1. De rechtbank nodigt partijen niet uit voor een zitting, omdat dat in deze zaak niet nodig is. Eiser heeft namelijk het griffierecht niet betaald, waardoor de rechtbank de zaak niet inhoudelijk kan behandelen. Hieronder legt de rechtbank dat verder uit.
2. Iemand die in beroep gaat moet griffierecht betalen. Dit staat in artikel 8:41, eerste lid, van de Algemene wet bestuursrecht (Awb). In dit geval is het griffierecht € 47,-.
3. Als het griffierecht niet (op tijd) wordt betaald is de hoofdregel dat de rechtbank het beroep niet inhoudelijk mag behandelen. Soms is dat anders. Dan is er een geldige reden waarom het griffierecht niet door de rechtbank is ontvangen. Het gaat dan om omstandigheden waar eiser niets aan kan doen.

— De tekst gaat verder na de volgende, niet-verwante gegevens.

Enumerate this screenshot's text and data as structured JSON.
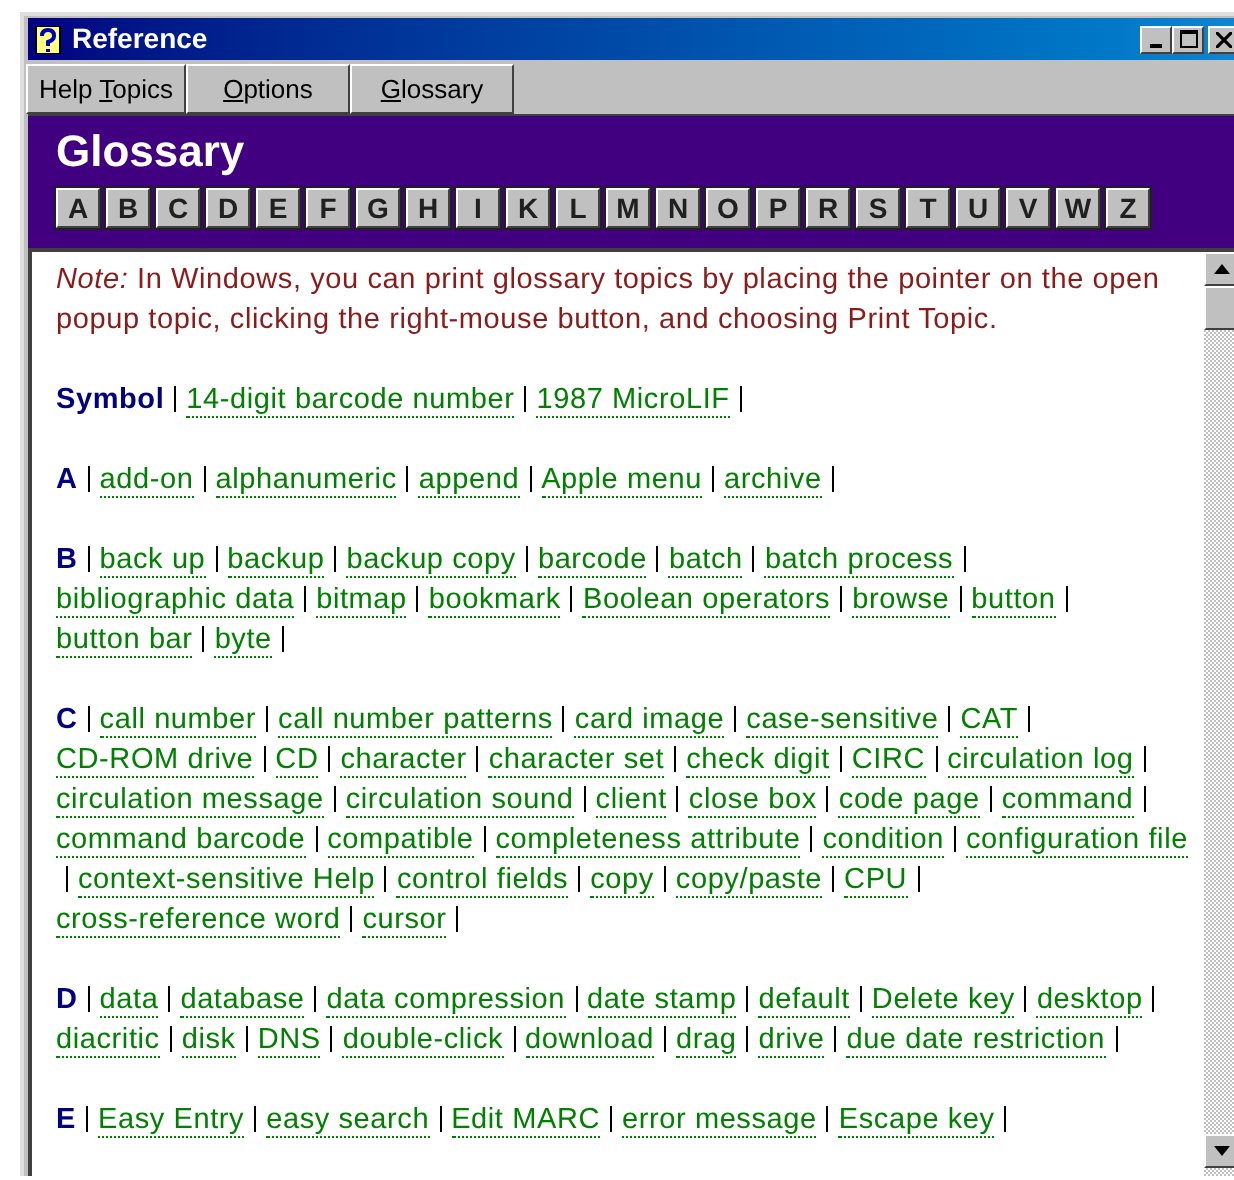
{
  "window": {
    "title": "Reference"
  },
  "toolbar": {
    "buttons": [
      {
        "before": "Help ",
        "key": "T",
        "after": "opics"
      },
      {
        "key": "O",
        "after": "ptions"
      },
      {
        "key": "G",
        "after": "lossary"
      }
    ]
  },
  "header": {
    "title": "Glossary",
    "letters": [
      "A",
      "B",
      "C",
      "D",
      "E",
      "F",
      "G",
      "H",
      "I",
      "K",
      "L",
      "M",
      "N",
      "O",
      "P",
      "R",
      "S",
      "T",
      "U",
      "V",
      "W",
      "Z"
    ]
  },
  "note": "*Note:* In Windows, you can print glossary topics by placing the pointer on the open popup topic, clicking the right-mouse button, and choosing Print Topic.",
  "sections": [
    {
      "heading": "Symbol",
      "terms": [
        "14-digit barcode number",
        "1987 MicroLIF"
      ]
    },
    {
      "heading": "A",
      "terms": [
        "add-on",
        "alphanumeric",
        "append",
        "Apple menu",
        "archive"
      ]
    },
    {
      "heading": "B",
      "terms": [
        "back up",
        "backup",
        "backup copy",
        "barcode",
        "batch",
        "batch process",
        "bibliographic data",
        "bitmap",
        "bookmark",
        "Boolean operators",
        "browse",
        "button",
        "button bar",
        "byte"
      ]
    },
    {
      "heading": "C",
      "terms": [
        "call number",
        "call number patterns",
        "card image",
        "case-sensitive",
        "CAT",
        "CD-ROM drive",
        "CD",
        "character",
        "character set",
        "check digit",
        "CIRC",
        "circulation log",
        "circulation message",
        "circulation sound",
        "client",
        "close box",
        "code page",
        "command",
        "command barcode",
        "compatible",
        "completeness attribute",
        "condition",
        "configuration file",
        "context-sensitive Help",
        "control fields",
        "copy",
        "copy/paste",
        "CPU",
        "cross-reference word",
        "cursor"
      ]
    },
    {
      "heading": "D",
      "terms": [
        "data",
        "database",
        "data compression",
        "date stamp",
        "default",
        "Delete key",
        "desktop",
        "diacritic",
        "disk",
        "DNS",
        "double-click",
        "download",
        "drag",
        "drive",
        "due date restriction"
      ]
    },
    {
      "heading": "E",
      "terms": [
        "Easy Entry",
        "easy search",
        "Edit MARC",
        "error message",
        "Escape key"
      ]
    }
  ]
}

4. De rechtbank heeft eiser op 6 februari 2020 een aangetekende brief gestuurd, waarin staat dat eiser het griffierecht binnen vier weken moet betalen aan de rechtbank.

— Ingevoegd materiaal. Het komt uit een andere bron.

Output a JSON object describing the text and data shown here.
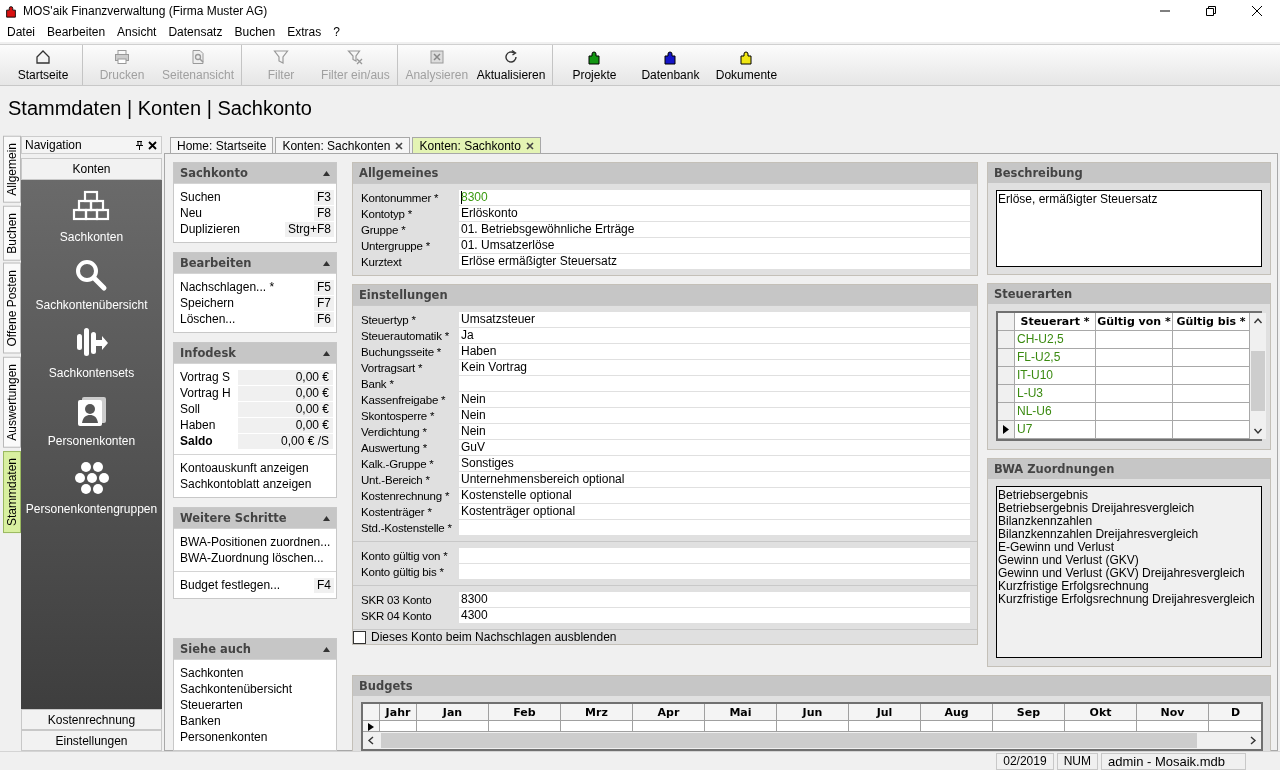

5. De rechtbank heeft het bedrag niet ontvangen. Eiser heeft daar geen geldige reden voor gegeven.
6. Het beroep zal niet inhoudelijk worden behandeld. Het beroep is kennelijk niet-ontvankelijk (artikel 8:54 Awb).

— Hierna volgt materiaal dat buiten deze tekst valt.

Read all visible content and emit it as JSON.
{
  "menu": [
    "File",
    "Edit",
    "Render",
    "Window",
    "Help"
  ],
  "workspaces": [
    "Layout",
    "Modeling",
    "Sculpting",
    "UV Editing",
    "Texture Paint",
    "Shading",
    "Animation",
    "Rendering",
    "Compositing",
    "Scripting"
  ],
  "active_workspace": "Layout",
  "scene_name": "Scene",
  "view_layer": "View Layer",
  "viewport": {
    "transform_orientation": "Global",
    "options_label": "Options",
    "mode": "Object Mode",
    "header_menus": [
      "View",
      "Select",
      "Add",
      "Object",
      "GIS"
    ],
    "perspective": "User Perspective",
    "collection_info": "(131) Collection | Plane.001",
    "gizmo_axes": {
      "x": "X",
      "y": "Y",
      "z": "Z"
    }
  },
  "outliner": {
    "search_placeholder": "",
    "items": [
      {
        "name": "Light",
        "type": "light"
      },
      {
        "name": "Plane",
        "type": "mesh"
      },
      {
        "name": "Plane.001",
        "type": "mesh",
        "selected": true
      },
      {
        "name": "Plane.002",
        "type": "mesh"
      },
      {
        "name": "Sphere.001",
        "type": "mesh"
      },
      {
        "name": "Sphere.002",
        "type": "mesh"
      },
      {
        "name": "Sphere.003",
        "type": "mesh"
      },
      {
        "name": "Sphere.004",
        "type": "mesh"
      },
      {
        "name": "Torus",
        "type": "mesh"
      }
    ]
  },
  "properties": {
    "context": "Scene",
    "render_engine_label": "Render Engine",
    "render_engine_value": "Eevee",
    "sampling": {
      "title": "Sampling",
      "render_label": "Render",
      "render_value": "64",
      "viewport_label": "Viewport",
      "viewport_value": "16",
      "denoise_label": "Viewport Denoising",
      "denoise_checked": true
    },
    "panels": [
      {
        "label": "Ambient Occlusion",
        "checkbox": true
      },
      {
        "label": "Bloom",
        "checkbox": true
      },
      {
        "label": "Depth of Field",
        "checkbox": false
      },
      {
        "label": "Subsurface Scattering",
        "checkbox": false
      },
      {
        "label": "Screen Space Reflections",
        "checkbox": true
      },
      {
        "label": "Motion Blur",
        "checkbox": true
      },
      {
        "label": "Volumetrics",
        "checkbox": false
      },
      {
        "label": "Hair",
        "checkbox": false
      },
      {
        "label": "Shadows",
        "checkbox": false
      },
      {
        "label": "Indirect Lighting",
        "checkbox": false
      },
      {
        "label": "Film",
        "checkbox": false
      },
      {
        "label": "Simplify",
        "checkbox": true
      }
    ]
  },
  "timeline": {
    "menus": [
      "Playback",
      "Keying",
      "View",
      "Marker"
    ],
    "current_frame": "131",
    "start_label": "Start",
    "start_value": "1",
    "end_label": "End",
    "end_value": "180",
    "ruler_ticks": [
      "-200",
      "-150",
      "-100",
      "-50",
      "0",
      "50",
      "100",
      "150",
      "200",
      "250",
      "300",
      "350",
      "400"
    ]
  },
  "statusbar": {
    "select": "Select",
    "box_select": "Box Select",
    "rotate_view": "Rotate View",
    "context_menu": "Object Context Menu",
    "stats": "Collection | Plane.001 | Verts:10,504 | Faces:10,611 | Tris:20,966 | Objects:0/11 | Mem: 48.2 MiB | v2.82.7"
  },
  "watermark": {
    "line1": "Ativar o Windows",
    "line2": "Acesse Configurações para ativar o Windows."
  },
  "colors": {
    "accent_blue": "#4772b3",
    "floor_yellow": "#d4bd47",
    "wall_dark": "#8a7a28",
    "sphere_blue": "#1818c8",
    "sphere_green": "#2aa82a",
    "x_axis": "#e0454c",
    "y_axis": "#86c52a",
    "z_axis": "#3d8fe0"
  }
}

7. Van een vergoeding van de proceskosten is geen sprake.

Beslissing

De rechtbank verklaart het beroep niet-ontvankelijk.
Deze uitspraak is gedaan door mr. R.C. Stijnen, rechter, in aanwezigheid van
O. Asafiati, griffier, op 8 mei 2020. Als gevolg van maatregelen rondom het Coronavirus is deze uitspraak niet uitgesproken op een openbare uitsprakenzitting. Zodra het openbaar uitspreken weer mogelijk is, wordt deze uitspraak alsnog in het openbaar uitgesproken.
griffier rechter
Afschrift verzonden aan partijen op:

Bent u het niet eens met deze uitspraak?

Als u het niet eens bent met deze uitspraak kunt u een brief sturen naar de rechtbank waarin u uitlegt waarom u het er niet mee eens bent. Dit heet een verzetschrift. U moet dit verzetschrift indienen binnen 6 weken na de dag waarop deze uitspraak is verzonden. U ziet deze datum op de stempel die hierboven staat. Als u graag een zitting wilt waarbij u persoonlijk uw mening aan de rechter kunt geven, kunt u dit in uw verzetschrift aangeven.